For the purposes of this example, a local utility company wishes to buy a year-long view of building information from 10 regional commercial property managers (including the property manager mentioned above) for the purposes of capacity planning across commercially zoned areas. If the utility company decides to enter into a Microcontract with the property owner, a new request may be issued 1000 as shown in FIG. 10. The Microcontract is intended to establish irrevocable access to the expected volume of sensor data for the agreed-upon price following these defined terms and conditions captured by the owner as Rules 910, 911. After verifying that the Requestor is authorized 1001, the system finds Shareables 1002 and to ensure that both parties comply with the Microcontract, the Rules governing the intended sharing are encoded 1003, 1004 in a specialized digital envelop which is stored as a protected data type with joint ownership by both parties. The system may encode terms and conditions in the form of a Microcontract. The system prevents the Microcontract from being updated or deleted by either owner without mutual approval. The Microcontract may optionally be registered to a blockchain system 1006 to provide additional protections from tampering.
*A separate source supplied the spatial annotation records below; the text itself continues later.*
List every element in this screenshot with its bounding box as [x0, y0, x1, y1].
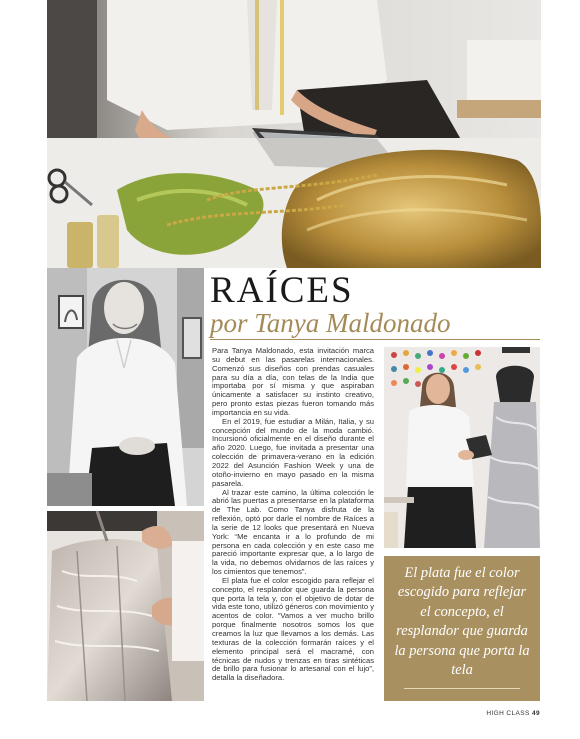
- dress-detail-photo: [47, 511, 204, 701]
- page-number: 49: [531, 710, 540, 717]
- article-paragraph: El plata fue el color escogido para reflejar el concepto, el resplandor que guarda la persona que porta la tela y, con el objetivo de dotar de vida este tono, utilizó géneros con movimiento y acentos de color. “Vamos a ver mucho brillo porque finalmente nosotros somos los que creamos la luz que llevamos a los demás. Las texturas de la colección formarán raíces y el elemento principal será el macramé, con técnicas de nudos y trenzas en tiras sintéticas de brillo para fusionar lo artesanal con el lujo”, detalla la diseñadora.: [212, 575, 374, 683]
- article-paragraph: En el 2019, fue estudiar a Milán, Italia, y su concepción del mundo de la moda cambió. Incursionó oficialmente en el diseño durante el año 2020. Luego, fue invitada a presentar una colección de primavera-verano en la edición 2022 del Asunción Fashion Week y una de otoño-invierno en mayo pasado en la misma pasarela.: [212, 416, 374, 488]
- title-divider: [210, 339, 540, 340]
- pull-quote: El plata fue el color escogido para reflejar el concepto, el resplandor que guarda la persona que porta la tela: [394, 565, 530, 679]
- magazine-name: HIGH CLASS: [486, 710, 530, 717]
- article-title: RAÍCES: [210, 270, 354, 311]
- pull-quote-divider: [404, 688, 520, 689]
- page-footer: [470, 710, 540, 717]
- article-paragraph: Para Tanya Maldonado, esta invitación marca su debut en las pasarelas internacionales. Comenzó sus diseños con prendas casuales para su día a día, con telas de la India que importaba por sí misma y que aspiraban únicamente a satisfacer su instinto creativo, pero pronto estas piezas fueron tomando más importancia en su vida.: [212, 347, 374, 417]
- atelier-photo: [384, 347, 540, 548]
- article-paragraph: Al trazar este camino, la última colección le abrió las puertas a presentarse en la plataforma de The Lab. Como Tanya disfruta de la reflexión, optó por darle el nombre de Raíces a la serie de 12 looks que presentará en Nueva York: “Me encanta ir a lo profundo de mi persona en cada colección y en este caso me pareció importante expresar que, a lo largo de la vida, no debemos olvidarnos de las raíces y los cimientos que tenemos”.: [212, 487, 374, 577]
- portrait-photo: [47, 268, 204, 506]
- article-body: [212, 347, 374, 719]
- pull-quote-box: [384, 556, 540, 701]
- article-byline: por Tanya Maldonado: [210, 308, 451, 338]
- hero-photo: [47, 0, 541, 268]
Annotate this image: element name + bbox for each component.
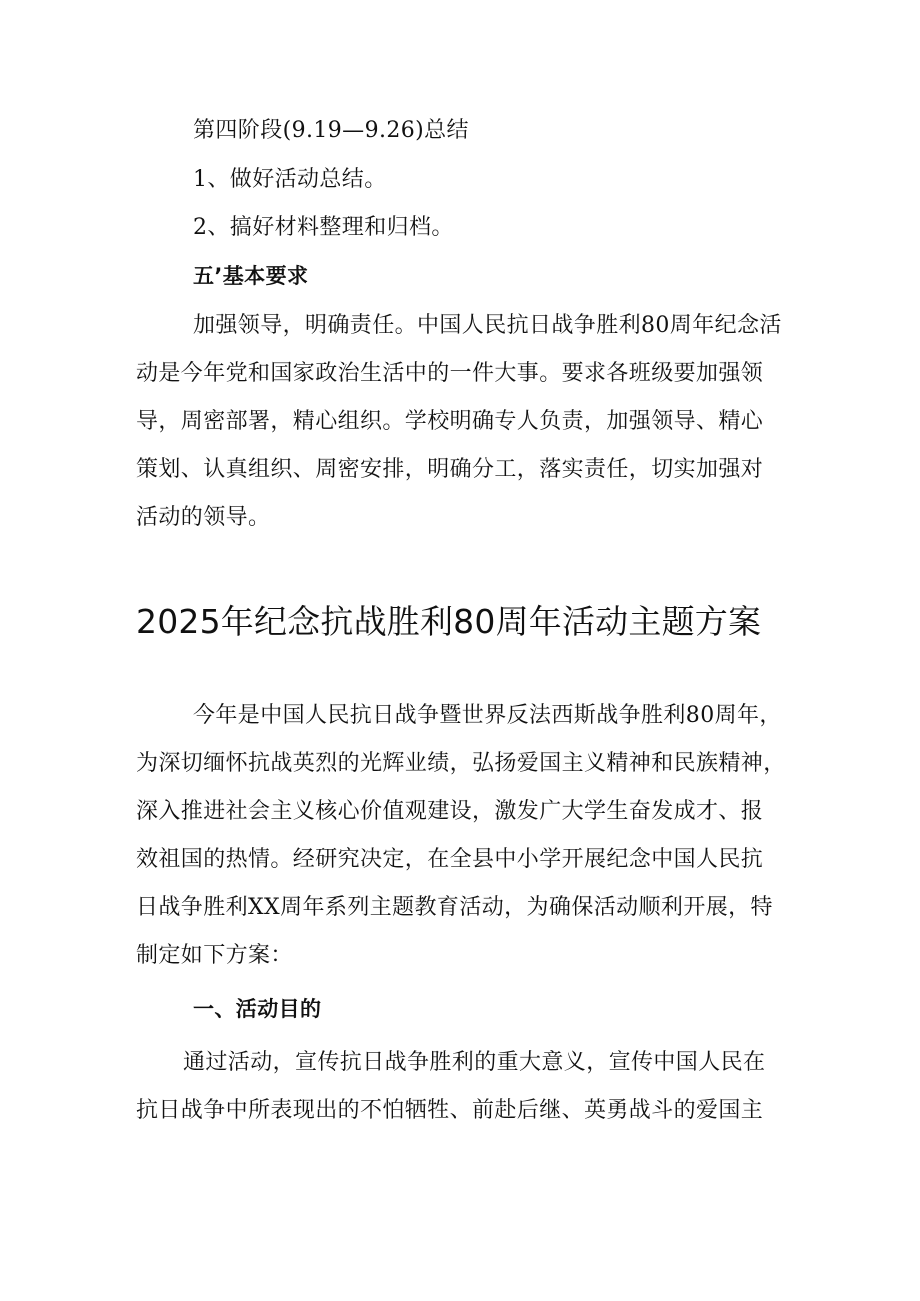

In this event, the Rules reflecting the preserved Terms and Conditions in the Microcontract may be converted into executable computer code using a Turing-complete programming language to create what is known in the blockchain industry as a Smart Contract 1007. The resulting Smart Contract may then be sent as a transaction using the established APIs of the chosen blockchain implementation 1008. The system may respond to both the Requestor and the Owner with a notification of the initialization of the Microcontract that includes details of any optional Smart Contract publications 1009.
FIG. 11 further describes the Microcontract described in FIG. 10. The Microcontract may be regarded as a master set of Rules that supersedes any Rule established thereafter 1103, 1104, 1105 by the data owner as long as all Terms and Conditions remain in effect 1107. The system may receive a request for building data 1100, check for authorization 1101, find Shareables related to the building company 1102. Using external data streams to create context sources—the policy engine may confirm that payments are current, that the buyer maintains appropriate classifications in D&B, and that the volume and scope of the data remains at advertised levels 1106. As in other examples, the system may create Microshares containing build data 1108 followed by a Microshare list 1109, and a detailed audit record of each Grant 1110 that may be processed after the fact to create billing events 1111 or to establish compliance for fulfillment of legal discovery or regulatory reporting requirements.
While the invention has been described with reference to the embodiments above, a person of ordinary skill in the art would understand that various changes or modifications may be made thereto without departing from the scope of the claims.